Interesting question. Shannon entropy is not always representative of brute force strength, but it is representative in this case.
TL;DR: Either generate all strings with ratio of 0's to 1's approximately 1/3 and try those, and then other strings "near them". This is because these sequences have the maximal probability of occurence under the binomial distribution with $Pr[bit=1]=3/4:=p.$ When picking sequences near these flipping a $0$ to a $1$ has a smaller probability penalty than doing the opposite so try those first. Scroll to the end for a description of the attack.
Edited to add reference: See the Asymptotic Equipartition Property which states in its simplest and weakest form that for any finite alphabet (here {0,1}) the set defined in my answer has probability $1-\epsilon$. Cover and Thomas, Elements of Information Theory, 2nd Edition, Theorem 3.1.2 is a good place to start. Summary on Page 64. This book can be found online. There are also stronger versions proved where convergence is not just in probability but almost sure. Keywords: "Method of Types", under more assumptions (bounded moments, e.g., which apply here) which work for conditional distributions as well.
Background: Note that a better general measure of the strength of a key against brute force attacks is the so-called guessing entropy or Renyi entropy $H_{1/2}$ of order $1/2.$ See this question and this one for some details: in summary for certain (not necessarily fractal) type of distributions (see this paper for details) the Shannon entropy is $H$ but the key can be brute forced in much smaller than $2^H$ guesses on average. One would want to use reasonable key distributions, where $p_{max}$ was upper bounded (equivalently the min-entropy was lower bounded). In an excellent comment one key value is given as $1/2$ but this is not a good distribution to draw from for the cryptographer, but still the point about high Shannon entropy not being enough is valid.

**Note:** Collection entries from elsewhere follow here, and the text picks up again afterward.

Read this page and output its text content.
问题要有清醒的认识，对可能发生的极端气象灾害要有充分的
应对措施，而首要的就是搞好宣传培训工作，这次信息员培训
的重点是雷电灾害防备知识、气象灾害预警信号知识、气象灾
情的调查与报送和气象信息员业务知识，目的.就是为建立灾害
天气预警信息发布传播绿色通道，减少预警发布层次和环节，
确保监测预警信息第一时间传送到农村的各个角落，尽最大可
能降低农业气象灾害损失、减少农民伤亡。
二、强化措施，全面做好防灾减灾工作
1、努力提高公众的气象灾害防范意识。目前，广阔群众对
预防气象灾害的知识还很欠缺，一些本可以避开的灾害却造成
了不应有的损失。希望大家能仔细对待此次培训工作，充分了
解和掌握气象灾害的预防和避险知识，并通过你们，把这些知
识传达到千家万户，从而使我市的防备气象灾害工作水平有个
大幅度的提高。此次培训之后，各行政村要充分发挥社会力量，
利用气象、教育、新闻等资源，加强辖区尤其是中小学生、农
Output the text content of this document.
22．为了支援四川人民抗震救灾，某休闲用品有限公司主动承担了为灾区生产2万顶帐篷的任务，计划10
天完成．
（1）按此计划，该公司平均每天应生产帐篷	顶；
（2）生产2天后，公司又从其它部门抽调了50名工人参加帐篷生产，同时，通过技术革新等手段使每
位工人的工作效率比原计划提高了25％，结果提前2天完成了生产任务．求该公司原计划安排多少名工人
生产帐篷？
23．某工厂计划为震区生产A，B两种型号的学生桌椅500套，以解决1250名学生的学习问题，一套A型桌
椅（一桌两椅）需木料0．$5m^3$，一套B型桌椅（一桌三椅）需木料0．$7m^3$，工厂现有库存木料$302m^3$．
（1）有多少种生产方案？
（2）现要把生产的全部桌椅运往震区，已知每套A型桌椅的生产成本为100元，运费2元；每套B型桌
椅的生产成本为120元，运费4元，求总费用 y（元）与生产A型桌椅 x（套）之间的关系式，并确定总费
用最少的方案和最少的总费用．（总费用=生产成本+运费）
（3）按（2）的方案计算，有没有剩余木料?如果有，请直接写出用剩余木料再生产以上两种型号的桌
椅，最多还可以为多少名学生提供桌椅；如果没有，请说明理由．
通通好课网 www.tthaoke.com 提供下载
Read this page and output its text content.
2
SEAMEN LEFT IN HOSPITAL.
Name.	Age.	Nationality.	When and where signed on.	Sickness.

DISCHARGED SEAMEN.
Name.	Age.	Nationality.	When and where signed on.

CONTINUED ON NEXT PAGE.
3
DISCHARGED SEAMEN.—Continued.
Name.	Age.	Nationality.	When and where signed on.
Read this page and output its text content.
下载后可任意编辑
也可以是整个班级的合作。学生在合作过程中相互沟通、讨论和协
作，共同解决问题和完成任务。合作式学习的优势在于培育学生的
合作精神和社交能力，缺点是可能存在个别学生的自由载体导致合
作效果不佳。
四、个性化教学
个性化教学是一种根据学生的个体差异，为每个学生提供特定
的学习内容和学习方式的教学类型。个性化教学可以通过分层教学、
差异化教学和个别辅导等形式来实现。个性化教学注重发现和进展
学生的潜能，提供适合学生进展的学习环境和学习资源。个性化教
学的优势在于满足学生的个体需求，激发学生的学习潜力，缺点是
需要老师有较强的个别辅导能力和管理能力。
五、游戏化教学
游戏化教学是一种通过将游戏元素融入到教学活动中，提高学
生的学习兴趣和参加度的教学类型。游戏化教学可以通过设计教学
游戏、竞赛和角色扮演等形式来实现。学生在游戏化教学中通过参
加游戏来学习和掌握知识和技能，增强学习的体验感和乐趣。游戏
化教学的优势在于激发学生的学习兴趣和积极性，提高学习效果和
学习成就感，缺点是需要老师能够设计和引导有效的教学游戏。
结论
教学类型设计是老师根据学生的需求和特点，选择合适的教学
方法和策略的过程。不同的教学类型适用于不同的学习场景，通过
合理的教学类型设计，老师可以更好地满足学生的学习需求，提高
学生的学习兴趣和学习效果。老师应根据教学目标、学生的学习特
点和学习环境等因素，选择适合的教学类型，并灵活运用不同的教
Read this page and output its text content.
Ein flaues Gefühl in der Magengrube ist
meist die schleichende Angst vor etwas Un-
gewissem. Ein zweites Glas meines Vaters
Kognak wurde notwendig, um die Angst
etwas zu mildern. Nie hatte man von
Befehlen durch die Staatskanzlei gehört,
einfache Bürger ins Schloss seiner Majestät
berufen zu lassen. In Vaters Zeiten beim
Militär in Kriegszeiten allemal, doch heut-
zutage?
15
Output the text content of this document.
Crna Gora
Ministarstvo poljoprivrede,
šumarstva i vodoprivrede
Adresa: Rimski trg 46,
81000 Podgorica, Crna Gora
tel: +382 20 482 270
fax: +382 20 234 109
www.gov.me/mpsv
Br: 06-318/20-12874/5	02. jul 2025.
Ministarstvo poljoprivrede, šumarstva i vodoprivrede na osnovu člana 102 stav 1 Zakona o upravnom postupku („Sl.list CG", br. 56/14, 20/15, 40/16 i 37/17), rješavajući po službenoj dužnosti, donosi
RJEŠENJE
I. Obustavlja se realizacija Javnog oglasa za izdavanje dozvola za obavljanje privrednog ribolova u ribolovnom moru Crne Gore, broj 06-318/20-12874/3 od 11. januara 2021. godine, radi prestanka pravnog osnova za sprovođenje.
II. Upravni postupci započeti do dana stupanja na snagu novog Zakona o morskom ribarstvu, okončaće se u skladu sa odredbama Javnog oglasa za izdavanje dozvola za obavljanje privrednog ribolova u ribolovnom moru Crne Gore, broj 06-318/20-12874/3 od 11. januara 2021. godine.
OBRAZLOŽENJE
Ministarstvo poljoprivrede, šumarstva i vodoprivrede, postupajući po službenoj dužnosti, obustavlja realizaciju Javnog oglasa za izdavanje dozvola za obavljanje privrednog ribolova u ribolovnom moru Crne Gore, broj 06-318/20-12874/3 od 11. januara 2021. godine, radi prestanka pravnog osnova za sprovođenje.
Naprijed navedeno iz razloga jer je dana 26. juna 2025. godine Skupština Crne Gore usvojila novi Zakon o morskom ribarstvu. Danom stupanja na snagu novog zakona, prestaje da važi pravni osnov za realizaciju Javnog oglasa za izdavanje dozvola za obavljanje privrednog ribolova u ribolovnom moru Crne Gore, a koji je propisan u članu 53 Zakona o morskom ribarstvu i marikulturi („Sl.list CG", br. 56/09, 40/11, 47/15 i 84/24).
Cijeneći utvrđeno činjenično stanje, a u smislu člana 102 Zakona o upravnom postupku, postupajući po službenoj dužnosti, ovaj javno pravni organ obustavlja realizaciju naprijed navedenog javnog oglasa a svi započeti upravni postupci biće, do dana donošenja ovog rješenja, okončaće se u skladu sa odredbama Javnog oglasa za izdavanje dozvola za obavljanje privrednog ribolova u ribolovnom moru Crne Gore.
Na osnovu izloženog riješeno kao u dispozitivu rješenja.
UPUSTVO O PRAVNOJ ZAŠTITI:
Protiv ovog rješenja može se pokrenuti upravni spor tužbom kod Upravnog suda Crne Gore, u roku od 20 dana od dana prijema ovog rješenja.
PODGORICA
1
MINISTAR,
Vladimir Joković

Detailed Answer: But for your specific case independent biased bits this phenomenon is not present, and ou are on the right track, by trying random keys with the same biased distribution. Given the distribution $P=(1/4,3/4)$ almost all the probable sequences (keys) which occur under this distribution are from the typical set a concept from Shannon entropy based information theory. These are all the sequences whose empirical distribution of $0$ and $1$ are "close enough" to the ratio $(1/4,3/4).$
Let your distribution be denoted Bernoulli$-1/4$ or $B(0.25)$ for $n=49$ independent bits. The definition of typical set of $n$ i.i.d variables along with some $\epsilon > 0$ is basically $$A_{\epsilon}^{(n)} = \{(x_1, ..., x_n): 2^{-n[H(B(0.25)) + \epsilon]} \leq p(x_1, ..., x_n) \leq 2^{-n[H(B(0.25)) - \epsilon]}\}$$ and Shannon tells us that with overwhelming probability all sequences from this biased source have probability in the interval given in the inequalities, i.e., belong to the typical set. While $n=49$ is not that large, but you get probability 0.834 or so under AEP if you sum probabilities from 7 1's to 15 1's: $$ \sum_{k=7}^{15} \binom{49}{k} (1/4)^k(3/4)^{49-k}\approx 0.834 $$
Here $H(B(0.25))$ is the entropy of a Bernoulli variable with parameter $0.25$ which is $\approx0.81$. So, $2^{-n(0.81 - \epsilon)} \approx 0.57^{n}$. Take $n=49$ to get $0.57^{49}\approx 1.1\times 10^{-12}.$ This is the probability of $p(x_1, ..., x_n)$ of a typical sequence and thus the number of typical sequences is approximately its reciprocal which is approximately $2^{39.7}.$
Attack: All computations approximate
So you need to first collect all the strings with about a quarter of coordinates (say 12, or 13) equal to zeroes and the rest equal to ones. Try those first, call this set $S_0$. Since those have the highest probability of occuring. Then you could try strings at Hamming distance 1 from those, etc. Let's compute how many such sequences are there in $S_0.$ There are $$ \binom{49}{12}+\binom{49}{13}\approx 3.54 \times 10^{11}\approx 2^{38.36}, $$ in this set $S_0.$ This is off by a multiplicative factor $2^{38.36-39.7}=2^{-1.34}$ from covering the typical set which contains approximately $2^{39.7}$ strings. Just going one Hamming distance beyond will cover almost all sequences in the typical set.
If this deterministic attack is too expensive, just randomly generate strings with the same Bernoulli distribution and you will on average discover the key with not much worse performance.